Anti-fragile processes and systems benefit from randomness, serendipity, and variability. I believe that many of these are human-centric. The automated process that breaks is fragile, but the team that swoops in to repair it – they’re anti-fragile. The CEO wandering the halls to speak to his or her front-line employees four or five levels down the organizational tree for information – anti-fragile. Clinicians that practice ‘high-touch’ medicine result in good feelings towards the hospital and the unexpected high-upside multi-million dollar bequest of a grateful donor 20 years later – that’s very anti-fragile. It is important to consider that while anti-fragile elements can exist at any level, I suspect that more of them are present at higher-level executive and professional roles in the healthcare delivery environment. It should be considered that automating or tightly managing anti-fragile systems and processes will likely make them LESS productive and efficient. Would the bequest have happened if that physician was tasked and bonused to spend only 5.5 minutes per patient encounter? Six sigma management here will cause the opposite of the desired results.

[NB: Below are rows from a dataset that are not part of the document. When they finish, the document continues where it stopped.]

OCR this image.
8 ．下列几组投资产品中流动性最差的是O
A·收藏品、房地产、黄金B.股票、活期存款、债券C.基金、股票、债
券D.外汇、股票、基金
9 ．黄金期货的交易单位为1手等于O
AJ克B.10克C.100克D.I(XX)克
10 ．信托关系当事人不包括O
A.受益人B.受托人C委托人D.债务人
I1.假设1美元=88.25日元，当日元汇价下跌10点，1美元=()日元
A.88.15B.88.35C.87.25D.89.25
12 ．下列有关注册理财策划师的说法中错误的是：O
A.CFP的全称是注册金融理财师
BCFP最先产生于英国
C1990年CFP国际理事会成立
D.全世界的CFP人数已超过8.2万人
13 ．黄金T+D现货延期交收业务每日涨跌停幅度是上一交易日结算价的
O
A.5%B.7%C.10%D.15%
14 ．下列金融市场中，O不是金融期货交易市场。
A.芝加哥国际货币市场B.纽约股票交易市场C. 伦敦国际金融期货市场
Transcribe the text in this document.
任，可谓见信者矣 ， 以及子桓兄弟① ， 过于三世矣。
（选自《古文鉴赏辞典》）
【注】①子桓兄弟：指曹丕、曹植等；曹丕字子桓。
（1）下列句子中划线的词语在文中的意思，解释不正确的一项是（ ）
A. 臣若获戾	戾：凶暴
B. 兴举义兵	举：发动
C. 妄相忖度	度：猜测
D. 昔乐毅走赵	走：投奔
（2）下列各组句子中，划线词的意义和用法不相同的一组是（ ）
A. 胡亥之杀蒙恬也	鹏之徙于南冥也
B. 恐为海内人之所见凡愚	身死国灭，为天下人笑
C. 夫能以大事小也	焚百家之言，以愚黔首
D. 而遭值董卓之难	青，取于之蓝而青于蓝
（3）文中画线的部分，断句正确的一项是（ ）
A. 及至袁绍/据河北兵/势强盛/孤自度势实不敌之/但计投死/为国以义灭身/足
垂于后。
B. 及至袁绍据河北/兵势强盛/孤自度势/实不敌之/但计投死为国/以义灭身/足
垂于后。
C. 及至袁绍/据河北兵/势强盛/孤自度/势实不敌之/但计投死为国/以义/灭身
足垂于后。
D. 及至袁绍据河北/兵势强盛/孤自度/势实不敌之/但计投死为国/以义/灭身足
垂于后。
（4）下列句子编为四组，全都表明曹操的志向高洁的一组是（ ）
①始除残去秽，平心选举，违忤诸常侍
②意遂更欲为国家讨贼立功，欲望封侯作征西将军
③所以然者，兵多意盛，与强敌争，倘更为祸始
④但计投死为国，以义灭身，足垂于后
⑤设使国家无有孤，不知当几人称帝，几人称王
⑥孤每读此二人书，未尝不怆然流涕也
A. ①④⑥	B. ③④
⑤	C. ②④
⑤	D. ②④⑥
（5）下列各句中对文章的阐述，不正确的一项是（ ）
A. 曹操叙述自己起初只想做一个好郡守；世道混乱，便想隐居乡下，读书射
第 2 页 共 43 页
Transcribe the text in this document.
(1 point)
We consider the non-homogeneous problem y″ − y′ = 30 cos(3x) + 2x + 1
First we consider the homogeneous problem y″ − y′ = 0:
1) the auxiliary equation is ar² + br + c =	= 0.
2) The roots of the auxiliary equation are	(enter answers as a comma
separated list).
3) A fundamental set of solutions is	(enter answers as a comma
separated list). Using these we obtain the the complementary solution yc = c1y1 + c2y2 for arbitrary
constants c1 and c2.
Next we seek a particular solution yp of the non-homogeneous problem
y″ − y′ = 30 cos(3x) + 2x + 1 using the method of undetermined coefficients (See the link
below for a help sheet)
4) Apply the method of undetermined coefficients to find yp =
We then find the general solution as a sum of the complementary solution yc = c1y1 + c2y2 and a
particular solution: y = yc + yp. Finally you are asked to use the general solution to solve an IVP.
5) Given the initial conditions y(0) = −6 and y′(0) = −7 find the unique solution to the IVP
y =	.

I think a lot more can be written on this subject, particularly from an operational standpoint. Systems and processes in healthcare can be labeled fragile, robust, or anti-fragile as defined above. Fragile components should have human input reduced to the bare minimum possible, then optimize the heck out of these systems. Expect them to break – but that’s OK – have a plan & team ready for dealing with it, fix it fast, and re-optimize until the next failure. Robust systems should undergo some optimization, and have some resilience or redundancy also built in – and then left the heck alone! Anti-fragile systems should focus on people and great caution should be used in not only optimization, but the metrics used to manage these systems – lest you take an anti-fragile process, force it into a fragile paradigm, and cause failure of that system and process. It is the medical equivalent of forcing a square peg into a round hole. I suspect that when an anti-fragile process fails, this is why.